All of which has led me to ask myself: is there a future in this project? Maybe this is all just the dregs of a protracted creative hangover, the first autumnal rumblings of seasonal affective disorder turning my brain in on itself and the final snuffing out of the last embers of my most recent project. “A History of Brussels Beer in 50 Objects”, which ran for a year from July 2021, did exactly what I wanted it to. It gave me a goal, self-imposed deadlines, a sense of purpose and achievement. I could sit down every Saturday and Sunday morning to write, take some time off, and finish the edit Thursday night for publishing on a Friday. My brain craved structure, and it repaid me with a steady stream of words in more or less good order.
The “festival” I organised in July to mark the launch of what became a self-published book had a similar effect, though on my ego more so than any creative spark. The organising imperative, and the fear of failure and the embarrassment failure would trail in its wake, provided me with motivation. It got me out of the house, forced me to go and meet friends and contacts, to be sociable. It was exhausting, and it was uncomfortable, but it was, for a time, invigorating. It felt like I was trying on someone else’s clothes, someone with friends, someone who knew what he was doing, someone who had found something he might actually be good at.
Financially the festival was a failure, but I expected that. Professionally it was a middling achievement, but personally it did feel like a minor triumph. I promised myself some well-earned rest in August with a commitment to get back to writing for the blog after the rentrée in September. But it’s the first week of October and still, nothing. I have never experienced writing as something easy or ecstatic, but there’s been even more sturm und drang lately than there has been satisfaction.
Migraines, gastric spasms and threats of enemas have gotten in the way. The structure that I so cherished before the summer has dissolved; the weeks are busier, the days shorter, and the nights wasted in front of one screen or another. Food has become a rote exercise in staving off hunger and low blood sugar. My social life, small before the pandemic, has shrunk further still, and it's a creeping isolation that’s weighing on me. I do have ideas about where next to take Brussels Beer City - many - but I am, at the moment, a little lost.
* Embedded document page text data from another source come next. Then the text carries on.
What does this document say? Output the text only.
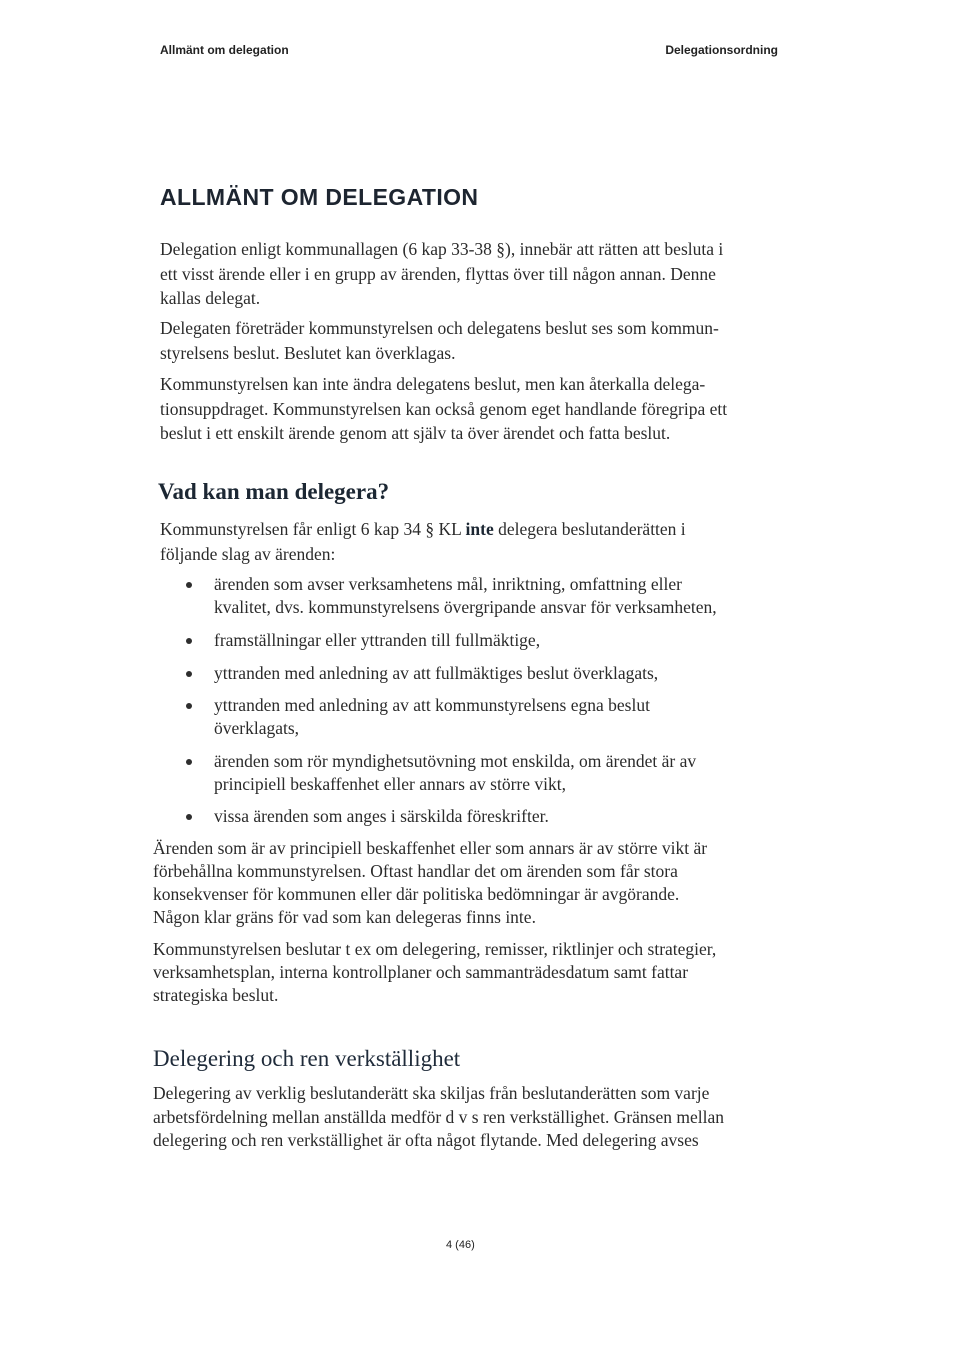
Allmänt om delegation	Delegationsordning
ALLMÄNT OM DELEGATION
Delegation enligt kommunallagen (6 kap 33-38 §), innebär att rätten att besluta i
ett visst ärende eller i en grupp av ärenden, flyttas över till någon annan. Denne
kallas delegat.
Delegaten företräder kommunstyrelsen och delegatens beslut ses som kommun-
styrelsens beslut. Beslutet kan överklagas.
Kommunstyrelsen kan inte ändra delegatens beslut, men kan återkalla delega-
tionsuppdraget. Kommunstyrelsen kan också genom eget handlande föregripa ett
beslut i ett enskilt ärende genom att själv ta över ärendet och fatta beslut.
Vad kan man delegera?
Kommunstyrelsen får enligt 6 kap 34 § KL inte delegera beslutanderätten i
följande slag av ärenden:
ärenden som avser verksamhetens mål, inriktning, omfattning eller
kvalitet, dvs. kommunstyrelsens övergripande ansvar för verksamheten,
framställningar eller yttranden till fullmäktige,
yttranden med anledning av att fullmäktiges beslut överklagats,
yttranden med anledning av att kommunstyrelsens egna beslut
överklagats,
ärenden som rör myndighetsutövning mot enskilda, om ärendet är av
principiell beskaffenhet eller annars av större vikt,
vissa ärenden som anges i särskilda föreskrifter.
Ärenden som är av principiell beskaffenhet eller som annars är av större vikt är
förbehållna kommunstyrelsen. Oftast handlar det om ärenden som får stora
konsekvenser för kommunen eller där politiska bedömningar är avgörande.
Någon klar gräns för vad som kan delegeras finns inte.
Kommunstyrelsen beslutar t ex om delegering, remisser, riktlinjer och strategier,
verksamhetsplan, interna kontrollplaner och sammanträdesdatum samt fattar
strategiska beslut.
Delegering och ren verkställighet
Delegering av verklig beslutanderätt ska skiljas från beslutanderätten som varje
arbetsfördelning mellan anställda medför d v s ren verkställighet. Gränsen mellan
delegering och ren verkställighet är ofta något flytande. Med delegering avses
4 (46)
Do I want to continue writing about Brussels and beer? Is it still interesting for me? More importantly, is it still interesting for you? If I stop what I’ve been doing these past five years,what comes after? Do I stop altogether? Or do I try something different? But if I try something different and I fail, and fail utterly, then what? What happens then? Would I want to continue to write?
These might seem like mundane questions, a fixation on something - a blog - that ultimately has little intrinsic value. But that would be to do down the time and the energy I’ve put into my writing in the last five years, and I’ve done myself down enough in the past. What this probably is, though, is too much onanism for a Friday afternoon blog post, and a part of me is sorry for inflicting this self-indulgent exercise on you.
But I just needed to explain, to myself as much as anyone else, why it’s been quiet here lately, and why it might be quiet for a little while longer.